When stimulation of gastrointestinal motility might be dangerous (e.g., in the presence of gastrointestinal hemorrhage, mechanical obstruction, or perforation).
In patients with pheochromocytoma or other catecholamine-releasing paragangliomas. Metoclopramide may cause a hypertensive/pheochromocytoma crisis, probably due to release of catecholamines from the tumor.
In patients with epilepsy. Metoclopramide may increase the frequency and severity of seizures.
In patients with hypersensitivity to metoclopramide. Reactions have included laryngeal and glossal angioedema and bronchospasm.
Potential adverse reactions associated with metoclopramide include: Tardive dyskinesia (TD), other extrapyramidal effects (EPS), parkinsonism symptoms, motor restlessness, neuroleptic malignant syndrome (NMS), depression, suicidal ideation and suicide, hypertension, fluid retention, hyperprolactinemia, effects on the ability to drive and operate machinery. Most common adverse reactions (≥5%) for GIMOTI are: dysgeusia, headache, and fatigue. These are not all of the possible side effects of GIMOTI. Call your doctor for medical advice about whether you should take GIMOTI and the possible risk factors and side effects. You are encouraged to report negative side effects of prescription drugs to the FDA. Visit www.fda.gov/medwatch or call 1-800-FDA-1088.
Safe Harbor Statement
Evoke cautions you that statements included in this press release that are not a description of historical facts are forward-looking statements. In some cases, you can identify forward-looking statements by terms such as “may,” “will,” “should,” “expect,” “plan,” “anticipate,” “could,” “intend,” “target,” “project,” “contemplates,” “believes,” “estimates,” “predicts,” “potential” or “continue” or the negatives of these terms or other similar expressions. These statements are based on the company’s current beliefs and expectations. These forward-looking statements include statements regarding: the potential benefits of GIMOTI for patients with diabetic gastroparesis; the potential market for diabetic gastroparesis treatment; and Evoke’s and EVERSANA’s ability to increase access to and awareness of GIMOTI, including through the UpScriptHealth platform. The inclusion of forward-looking statements should not be regarded as a representation by Evoke that any of its plans will be achieved.
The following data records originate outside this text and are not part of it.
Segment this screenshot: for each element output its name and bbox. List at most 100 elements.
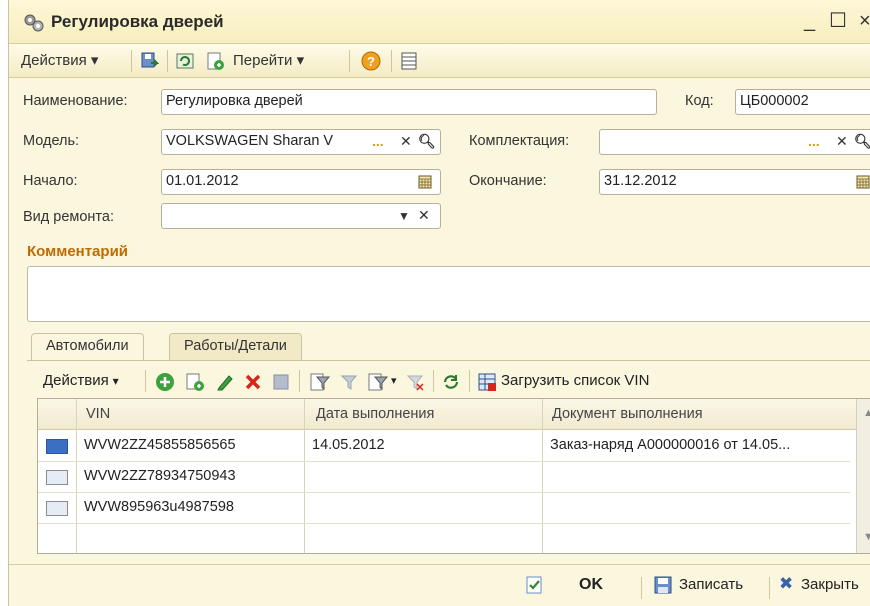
copy-row-icon[interactable] xyxy=(185,372,205,392)
toolbar-separator xyxy=(469,370,470,392)
table-actions-menu[interactable]: Действия ▾ xyxy=(43,372,119,396)
cars-table: VIN Дата выполнения Документ выполнения … xyxy=(37,398,870,554)
end-date-field[interactable]: 31.12.2012 xyxy=(599,169,870,195)
filter-value-icon[interactable] xyxy=(339,372,359,392)
clear-icon[interactable]: ✕ xyxy=(418,207,430,224)
code-value: ЦБ000002 xyxy=(740,93,809,109)
name-value: Регулировка дверей xyxy=(166,93,303,109)
repair-type-label: Вид ремонта: xyxy=(23,209,115,225)
start-date-field[interactable]: 01.01.2012 xyxy=(161,169,441,195)
toolbar-separator xyxy=(769,577,770,599)
goto-label: Перейти xyxy=(233,52,293,69)
bottom-bar: OK Записать ✖ Закрыть xyxy=(9,564,870,606)
end-edit-icon[interactable] xyxy=(271,372,291,392)
delete-row-icon[interactable] xyxy=(243,372,263,392)
calendar-icon[interactable] xyxy=(418,175,432,189)
code-label: Код: xyxy=(685,93,714,109)
model-value: VOLKSWAGEN Sharan V xyxy=(166,133,334,149)
help-icon[interactable]: ? xyxy=(361,51,381,71)
table-row[interactable]: WVW2ZZ78934750943 xyxy=(38,462,850,493)
table-row[interactable]: WVW895963u4987598 xyxy=(38,493,850,524)
end-date-value: 31.12.2012 xyxy=(604,173,677,189)
model-label: Модель: xyxy=(23,133,80,149)
toolbar-separator xyxy=(349,50,350,72)
actions-menu[interactable]: Действия ▾ xyxy=(21,51,98,69)
vertical-scrollbar[interactable]: ▲ ▼ xyxy=(856,399,870,553)
edit-row-icon[interactable] xyxy=(215,372,235,392)
refresh-icon[interactable] xyxy=(441,372,461,392)
ok-label: OK xyxy=(579,576,603,593)
filter-icon[interactable] xyxy=(309,372,331,392)
refresh-icon[interactable] xyxy=(175,51,195,71)
dropdown-arrow-icon[interactable]: ▼ xyxy=(398,209,410,223)
vin-cell: WVW2ZZ78934750943 xyxy=(84,468,236,484)
vin-cell: WVW895963u4987598 xyxy=(84,499,234,515)
start-date-value: 01.01.2012 xyxy=(166,173,239,189)
filter-settings-icon[interactable] xyxy=(367,372,389,392)
toolbar-separator xyxy=(145,370,146,392)
scroll-down-icon[interactable]: ▼ xyxy=(863,531,870,543)
chevron-down-icon[interactable]: ▾ xyxy=(391,374,397,387)
toolbar-separator xyxy=(131,50,132,72)
calendar-icon[interactable] xyxy=(856,175,870,189)
maximize-button[interactable]: ☐ xyxy=(829,8,847,33)
end-label: Окончание: xyxy=(469,173,547,189)
document-go-icon[interactable] xyxy=(205,51,225,71)
tab-works-parts[interactable]: Работы/Детали xyxy=(169,333,302,361)
table-load-icon xyxy=(478,373,496,391)
column-header-date[interactable]: Дата выполнения xyxy=(316,406,434,422)
title-bar: Регулировка дверей _ ☐ × xyxy=(9,0,870,44)
tab-cars[interactable]: Автомобили xyxy=(31,333,144,361)
column-header-document[interactable]: Документ выполнения xyxy=(552,406,703,422)
goto-menu[interactable]: Перейти ▾ xyxy=(233,51,304,69)
name-label: Наименование: xyxy=(23,93,128,109)
ok-check-icon xyxy=(526,576,542,594)
minimize-button[interactable]: _ xyxy=(804,10,815,33)
load-vin-label: Загрузить список VIN xyxy=(501,372,650,389)
name-field[interactable]: Регулировка дверей xyxy=(161,89,657,115)
row-status-icon xyxy=(46,470,68,485)
select-button[interactable]: ... xyxy=(372,133,384,149)
toolbar-separator xyxy=(299,370,300,392)
tab-works-parts-label: Работы/Детали xyxy=(184,338,287,354)
add-row-icon[interactable] xyxy=(155,372,175,392)
floppy-disk-icon xyxy=(654,576,672,594)
tab-cars-label: Автомобили xyxy=(46,338,129,354)
document-window: Регулировка дверей _ ☐ × Действия ▾ Пере… xyxy=(8,0,870,606)
save-button[interactable]: Записать xyxy=(653,575,769,597)
scroll-up-icon[interactable]: ▲ xyxy=(863,407,870,419)
open-icon[interactable]: 🔍︎ xyxy=(418,133,436,150)
table-actions-label: Действия xyxy=(43,372,109,389)
close-button[interactable]: ✖ Закрыть xyxy=(779,575,870,597)
clear-filter-icon[interactable] xyxy=(405,372,425,392)
repair-type-field[interactable]: ▼ ✕ xyxy=(161,203,441,229)
code-field[interactable]: ЦБ000002 xyxy=(735,89,870,115)
close-x-icon: ✖ xyxy=(779,575,794,593)
actions-label: Действия xyxy=(21,52,87,69)
start-label: Начало: xyxy=(23,173,78,189)
save-label: Записать xyxy=(679,576,744,593)
toolbar-separator xyxy=(433,370,434,392)
column-header-vin[interactable]: VIN xyxy=(86,406,110,422)
close-window-button[interactable]: × xyxy=(859,10,870,33)
select-button[interactable]: ... xyxy=(808,133,820,149)
chevron-down-icon: ▾ xyxy=(112,374,119,388)
document-cell[interactable]: Заказ-наряд А000000016 от 14.05... xyxy=(550,437,790,453)
save-and-close-icon[interactable] xyxy=(139,51,159,71)
row-status-icon xyxy=(46,439,68,454)
close-label: Закрыть xyxy=(801,576,859,593)
row-status-icon xyxy=(46,501,68,516)
open-icon[interactable]: 🔍︎ xyxy=(854,133,870,150)
main-toolbar: Действия ▾ Перейти ▾ ? xyxy=(9,44,870,78)
equipment-field[interactable]: ... ✕ 🔍︎ xyxy=(599,129,870,155)
gears-icon xyxy=(24,14,44,32)
toolbar-separator xyxy=(167,50,168,72)
list-settings-icon[interactable] xyxy=(399,51,419,71)
svg-text:?: ? xyxy=(367,54,375,69)
comment-field[interactable] xyxy=(27,266,870,322)
window-title: Регулировка дверей xyxy=(51,12,224,31)
clear-icon[interactable]: ✕ xyxy=(836,133,848,150)
model-field[interactable]: VOLKSWAGEN Sharan V ... ✕ 🔍︎ xyxy=(161,129,441,155)
table-row[interactable]: WVW2ZZ45855856565 14.05.2012 Заказ-наряд… xyxy=(38,431,850,462)
clear-icon[interactable]: ✕ xyxy=(400,133,412,150)
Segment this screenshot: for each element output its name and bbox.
Actual results may differ from those set forth in this press release due to the risks and uncertainties inherent in Evoke’s business, including, without limitation: Evoke’s and EVERSANA’s ability to successfully drive market demand for GIMOTI; the UpScriptHealth platform may not drive additional patient access or prescriptions; Evoke’s ability to maintain Medicare coverage in various jurisdictions; the COVID-19 pandemic may continue to disrupt Evoke’s and EVERSANA’s business operations impairing the ability to commercialize GIMOTI and Evoke’s ability to generate any product revenue; Evoke’s dependence on third parties for the manufacture of GIMOTI; Evoke is entirely dependent on the success of GIMOTI; inadequate efficacy or unexpected adverse side effects relating to GIMOTI that could result in recalls or product liability claims; and other risks and uncertainties detailed in Evoke’s prior press releases and in the periodic reports it files with the Securities and Exchange Commission. You are cautioned not to place undue reliance on these forward-looking statements, which speak only as of the date hereof, and Evoke undertakes no obligation to revise or update this press release to reflect events or circumstances after the date hereof. All forward-looking statements are qualified in their entirety by this cautionary statement. This caution is made under the safe harbor provisions of the Private Securities Litigation Reform Act of 1995.